Riley tossed the old knobs in the trash and lifted the lid, swiping a cookie. “Seriously? A cookie jar? This is the tits, Jess.”
“I guess that’s a positive thing?” I asked. “By the way, when these cookies run out, make Rory bake some more. I don’t do that.”
“So you’ve said.” He kissed the top of my head, getting crumbs in my hair. “We all have our role, babe.”
Mine, apparently, was to be his sister/mother. How in the hell did I get myself into that position? It was about as foreign to me as celibacy.
Since the kitchen was now gray, I wanted blue and yellow accents, so I had bought yellow canisters to hold flour and sugar and coffee, and after clearing every random thing that was cluttering the counter off it and shoving them in a cabinet, I arranged the containers. Then I set a pump with soap next to the sink and hung the blue and yellow towels on silver hooks that I made Riley drill into the wall. I set up a little coffee station with blue mugs and a yellow sugar bowl. Just getting rid of the weird stuff they had laying around—I mean, who needs a phone book and seventeen lighters?—it already looked better. With my accessories, it looked like while the kitchen was old, someone who gave a shit used it.
“Over a little. To the right. The right, Riley,” I said in
exasperation as he shifted the art I’d bought to the left, not the right. “Show me which hand is your right.”
“Fuck you,” was his opinion. But he did shift the piece to the right. He had already given his thoughts on the peace sign made out of license plates by calling it “weirdo hippie shit” but I actually thought it gave a cool pop of color to the room. Pop of color was to design what protein was to food—it was one of the basic food groups.

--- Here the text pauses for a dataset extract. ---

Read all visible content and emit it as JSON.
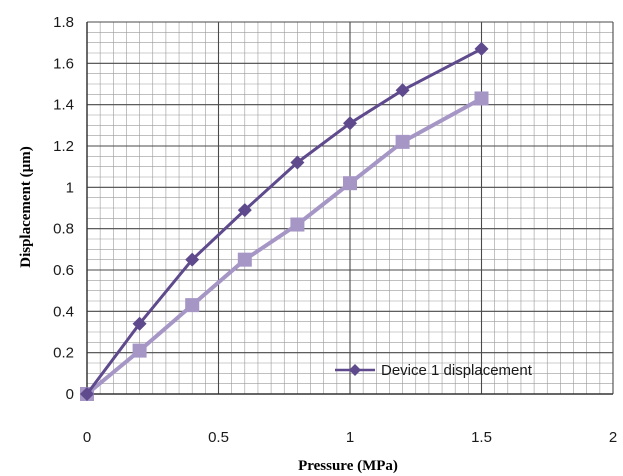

It was actually mine, something I’d bought at an art festival when I was thirteen and feeling the peace symbol. My mother had thought it was a hideous piece of trash, so I had boldly displayed it in my room all through high school and had brought it to school with me knowing if I left it behind, she would toss it in the trash. I didn’t want to hang it in my dorm room, but I wanted to keep it for sentimental reasons. When I looked at it, I felt thirteen again, in love with rainbow colors and glitter and patriotism. I had a plan then to visit all fifty states with my peace symbol and blog about it.
What happened to that kid? I wondered. When did I get cynical?
But then again, maybe I hadn’t, because here I was, hanging that peace sign on the wall of a house that was Easton’s safe haven.
“This is mine, you know,” I told him. “I bought this at an art festival for twenty bucks when I was thirteen. I’m letting you borrow it, gallery style. Some day I might want to take it back.”
“Mark where you want it hung,” he said. “My arms are killing me.”
Exasperated, I took a pencil and made a mark at the top where I wanted it hung. I was sorry I’d told him anything personal. “Fine. Here.”
“Jesus, thank you,” he sighed. He set it on the floor and reached for his drill. “You have good taste, you know. It looks awesome in here, I’m not going to lie.”
“What was that?” I asked, cupping my hand to my ear, pleased with the compliment. “I didn’t hear you over the sound of the drill and your large ego.”
He efficiently drilled a screw into the wall and hung the peace sign. “I said, you have good taste. See, I can admit it. No one would guess this is the same kitchen.”